Martinez describes living with HIV/AIDS

Hang on for a minute...we're trying to find some more stories you might like.


Email This Story






Since it was first discovered in the early 1980s, AIDS has claimed millions of lives. Millions more are living with the virus, and some are not even aware that they are infected.

Nina Martinez, who is a member of Hope’s Voices-a group dedicated to helping raise awareness about HIV/AIDS-came to Saint Louis University last Thursday night to speak about her life as a woman with HIV/AIDS. Martinez was infected with the HIV virus through a blood transfusion as a baby in 1983.

Martinez began her speech by giving the medical definition of HIV/AIDS. She explained that AIDS itself does not kill; the cause of death is often an opportunistic infection.

Martinez and her twin sister were born in San Jose, Calif., 12 weeks early. Martinez was very weak, and she was transferred to an Army hospital in San Francisco, where she received a blood transfusion from a local blood bank that was HIV positive. At the time, there was not a test to see if blood carried the virus. After the transfusion and several surgeries, Martinez was released. Martinez had a normal childhood and had no idea that she was HIV positive. As a kid, she would watch public service announcements about the importance of being tested for HIV/AIDS and wearing a condom.

“I always would laugh at those,” she said. “I always would say, ‘That wouldn’t happen to me, I’d be safe.’ This was at the time I didn’t know I had the virus.”

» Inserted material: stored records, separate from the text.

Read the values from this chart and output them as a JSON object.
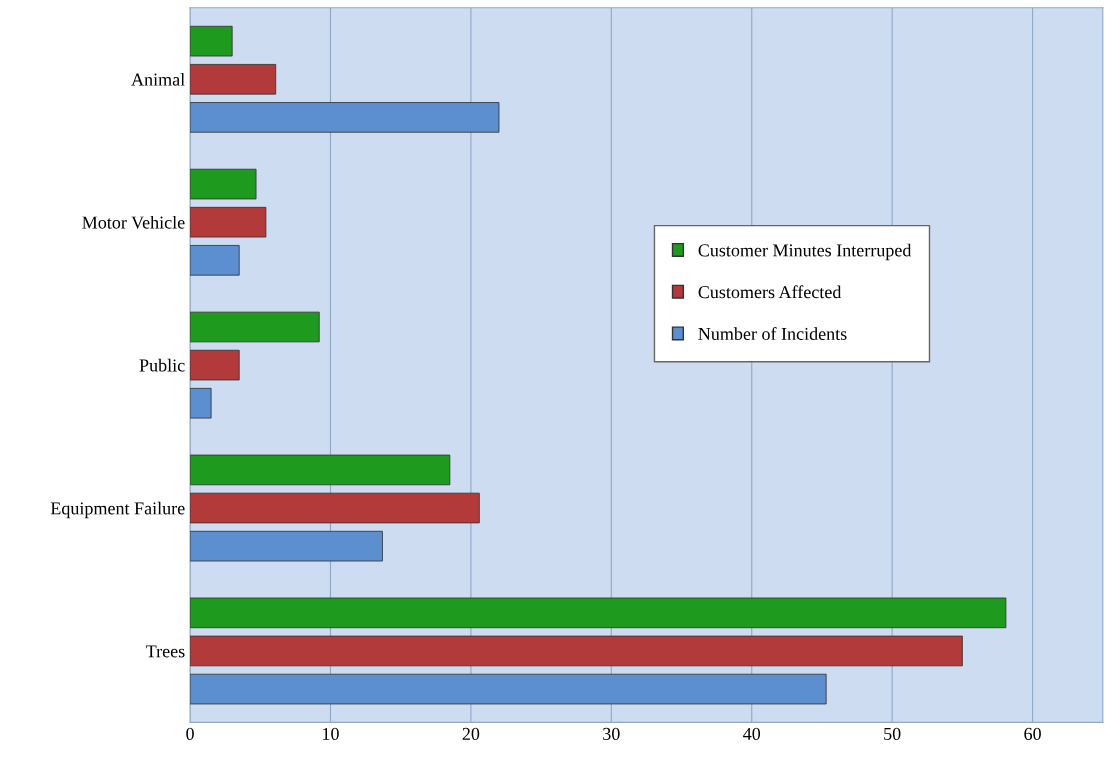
{
  "chart_data": {
    "type": "bar",
    "orientation": "horizontal",
    "categories": [
      "Animal",
      "Motor Vehicle",
      "Public",
      "Equipment Failure",
      "Trees"
    ],
    "series": [
      {
        "name": "Customer Minutes Interruped",
        "color": "#1e9a1e",
        "values": [
          3.0,
          4.7,
          9.2,
          18.5,
          58.1
        ]
      },
      {
        "name": "Customers Affected",
        "color": "#b23a3a",
        "values": [
          6.1,
          5.4,
          3.5,
          20.6,
          55.0
        ]
      },
      {
        "name": "Number of Incidents",
        "color": "#5b8fd0",
        "values": [
          22.0,
          3.5,
          1.5,
          13.7,
          45.3
        ]
      }
    ],
    "xlim": [
      0,
      65
    ],
    "xticks": [
      0,
      10,
      20,
      30,
      40,
      50,
      60
    ],
    "grid": "x",
    "legend": "right"
  }
}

This would all change on Dec. 4, 1991.

“I had to have surgery because I had cross eyes,” she said. “They [the doctors] were running all these tests, and I was accidentally tested for HIV. This was not supposed to happen. After my surgery, the doctor called my parents into his office. My dad wasn’t too happy to interrupt his day. He complained, ‘Why do I have to be here?’ The doctor said, ‘You should probably sit down.’ My parents were shocked.”

At the time of this surgery and Martinez’s diagnosis, the Army had known about that she had been exposed to HIV since the late 1980s. They had sent a letter to where the family had lived in Hawaii shortly after leaving San Jose. Martinez never got the letter.

In January 1992, Martinez was taken to Washington, D.C., to learn about HIV. She was 8 years old, and the doctor asked her if she knew what HIV was.

“What kind of doctor asks an 8-and-a-half-year-old that?” she said with a laugh. Martinez learned that she would have to take medication four times a day. When she returned to school and tried to make friends, she began by saying that she was related to “Magic” Johnson because she was HIV positive.

“This got me into some trouble,” she said, “because kids would go home and tell their parents that. There was a meeting held by the school about me. See, at the time, the principal was on sabbatical, and he didn’t think that kids like me should be educated. According to his reasoning, they were all going to die anyway.”

After high school, Martinez attended Georgetown University in Washington, D.C. While there, she came up against an administration that didn’t understand what she needed to succeed.

“I had to have seven biopsies for cervical cancer my sophomore year,” she said. “I had to have a doctor’s note to excuse me from classes. Unfortunately, that didn’t happen. I had a voice message from my doctor saying that I shouldn’t worry about it, and I took that to my dean. They listened to it and wouldn’t give me the time I need.”

This caused problems when Martinez caught a cold, which progressed to pneumonia. When she went to the dean again, she was denied time to recover. Finally, she had to take time off and returned to New Mexico. This caused her family to begin to talk about HIV/AIDS and began to bring them closer.

Martinez graduated from Georgetown University and is currently attending graduate school at Emory University.

Martinez had a short question and answer session afterward.

“Her frankness was great,” Lara Brandstetter, a freshman, said, “Her willingness to tell her story really causes me to look at the HIV/AIDS issue in a whole different way. She was willing to laugh at herself at times.”